Jeffrey play brings humor to HIV/AIDS awareness

“I’m not promiscuous,” Jeffrey, the title character, declared. “It’s such an ugly word. I’m cheap.” These lines are part of the opening monologue to Jeffrey, a cleverly-written comedic play by Paul Rudnick and performed by a rag-tag yet charming New College student cast during National Gay Men’s HIV/AIDS Awareness Week. The Sept. 27 performance, which was directed by Gary Allen Breul, was held in the Black Box Theatre (BBT) and was a collaboration between the Suncoast Aids Theatre Project and New College’s Queery.

The lead character, played by third-year Janardana Hayton, is a young gay man living in New York who, overwhelmed by all his sexual exploits, decides to become celibate. His attempts to avoid sex cold-turkey are compromised, however, when he meets Steve, who appears to be Mr. Right – except for one impediment. Steve, played by second-year Timothy Duff, is HIV-positive.

The performance is a whirlwind of satirical sketches depicting Jeffrey’s internal conflicts of becoming involved with someone he fears could get sick and die at any moment.  The AIDS epidemic has scared Jeffrey, and now he’s not only hiding from his own sexuality, but from life in general. The play is a race with a barrel of laughs, where at the finish line is a much more serious message theatregoers can relate to regardless of their sexual orientations.

The play was first produced and takes place in 1993, a year when 44,000 Americans died to AIDS, according to the Centers for Disease Control and Prevention (CDC). Most of the public first heard of this deadly disease in the early 1980s.
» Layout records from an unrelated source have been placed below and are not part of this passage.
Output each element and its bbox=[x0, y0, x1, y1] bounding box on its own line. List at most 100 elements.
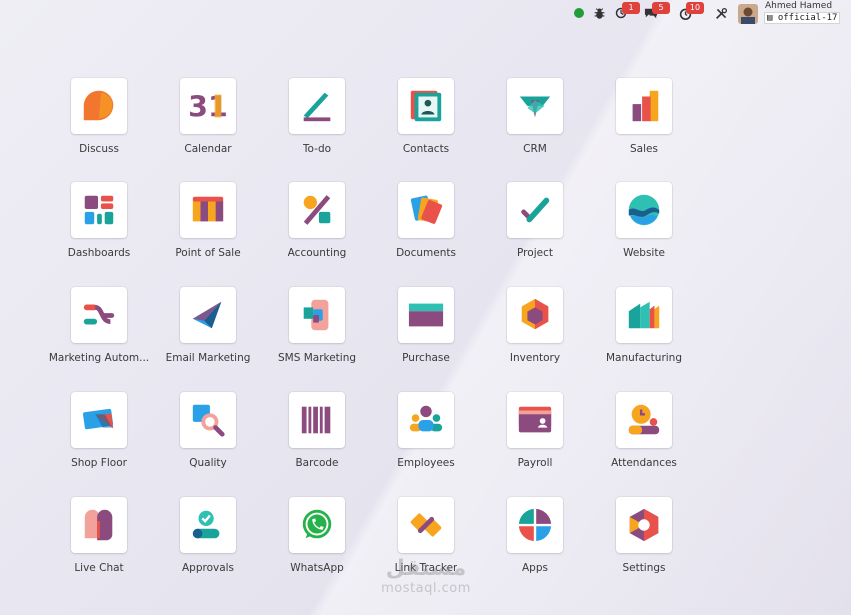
app-settings[interactable]: Settings bbox=[589, 497, 699, 574]
app-label: Sales bbox=[630, 143, 658, 155]
bug-icon[interactable] bbox=[592, 4, 606, 22]
chat-icon[interactable]: 5 bbox=[643, 2, 670, 22]
app-label: Point of Sale bbox=[175, 247, 241, 259]
app-inventory[interactable]: Inventory bbox=[480, 287, 590, 364]
app-tile[interactable] bbox=[180, 182, 236, 238]
app-documents[interactable]: Documents bbox=[371, 182, 481, 259]
app-tile[interactable] bbox=[616, 78, 672, 134]
app-tile[interactable] bbox=[289, 497, 345, 553]
app-tile[interactable] bbox=[71, 182, 127, 238]
app-live-chat[interactable]: Live Chat bbox=[44, 497, 154, 574]
app-label: Inventory bbox=[509, 352, 561, 364]
app-tile[interactable] bbox=[289, 78, 345, 134]
app-tile[interactable] bbox=[398, 497, 454, 553]
svg-text:31: 31 bbox=[189, 90, 227, 123]
tools-icon[interactable] bbox=[714, 4, 728, 22]
app-label: Website bbox=[623, 247, 665, 259]
app-tile[interactable] bbox=[180, 287, 236, 343]
app-sales[interactable]: Sales bbox=[589, 78, 699, 155]
app-project[interactable]: Project bbox=[480, 182, 590, 259]
activity-clock-icon[interactable]: 1 bbox=[613, 2, 640, 22]
app-tile[interactable] bbox=[71, 287, 127, 343]
dashboards-icon bbox=[84, 195, 114, 225]
app-purchase[interactable]: Purchase bbox=[371, 287, 481, 364]
app-label: Link Tracker bbox=[394, 562, 458, 574]
app-tile[interactable] bbox=[398, 78, 454, 134]
app-marketing-automation[interactable]: Marketing Autom... bbox=[44, 287, 154, 364]
whatsapp-icon bbox=[302, 509, 332, 539]
app-label: Employees bbox=[397, 457, 455, 469]
app-apps[interactable]: Apps bbox=[480, 497, 590, 574]
app-discuss[interactable]: Discuss bbox=[44, 78, 154, 155]
inventory-icon bbox=[521, 298, 549, 330]
app-label: Settings bbox=[622, 562, 666, 574]
app-label: Calendar bbox=[184, 143, 232, 155]
app-tile[interactable] bbox=[289, 392, 345, 448]
app-approvals[interactable]: Approvals bbox=[153, 497, 263, 574]
app-barcode[interactable]: Barcode bbox=[262, 392, 372, 469]
app-label: Approvals bbox=[181, 562, 235, 574]
app-label: Quality bbox=[189, 457, 227, 469]
app-label: WhatsApp bbox=[290, 562, 344, 574]
app-tile[interactable] bbox=[616, 182, 672, 238]
app-website[interactable]: Website bbox=[589, 182, 699, 259]
app-tile[interactable] bbox=[507, 182, 563, 238]
user-name[interactable]: Ahmed Hamed bbox=[765, 1, 832, 11]
app-attendances[interactable]: Attendances bbox=[589, 392, 699, 469]
app-payroll[interactable]: Payroll bbox=[480, 392, 590, 469]
app-label: Dashboards bbox=[67, 247, 131, 259]
quality-icon bbox=[192, 404, 225, 437]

Through the mid 1990s, persons living with AIDS were still dying at a rather rapid rate and, often times, alone and in pain.

“Jeffrey’s big conflict was being uncomfortable with AIDS,” Hayton said. “I’m not at all uncomfortable with it. I feel like I have enough education about the subject. I feel like a lot of people feel like it’s not something that is around that much anymore even though it is.”

“Nowadays I still think there is still the stigma of AIDS,” third-year and cast member Chelsea Corarito added. “But it’s still easy to forgot how stigmatized it was 20, 30 years ago. [The play] was a history lesson for me, but in a really interesting way in which you learned how people thought about and reacted to AIDS. The play helps you grasp it much more concretely in a new perspective.”

“One of my favorite scenes is when Steve reveals to Jeffrey that he is at the hospital to visit the AIDS babies who have been abandoned or whose parents have died,” Hayton said. “Steve describes how the nurses were too scared or too busy to even touch them.”

 

Corarito, who played the only other HIV-positive character, discussed what drew her to the role: “When I looked at the role of Darius, I thought, ‘Well this person is over the top and has no shame!’ The character is interesting because he is both the comedic relief for the most part, but also at the end he is the one character that loses his battle to AIDS. His role is really important because if the comic relief dies, then what do you have left, and you have to learn a lot from that.

“I also identified with Darius in a sense that his role is to make life that is so terrible kind of smoothed over,” she continued. “Yes, he has this fatal disease but like [the character] Sterling tells Jeffrey: Darius is a million times happier than you ever were! There are a lot of lines that stick out, but that one probably had the most meaning for me.”

Darius, in between his most riotous moments, also provides the most profound advice: “Hate AIDS, Jeffrey, not life.”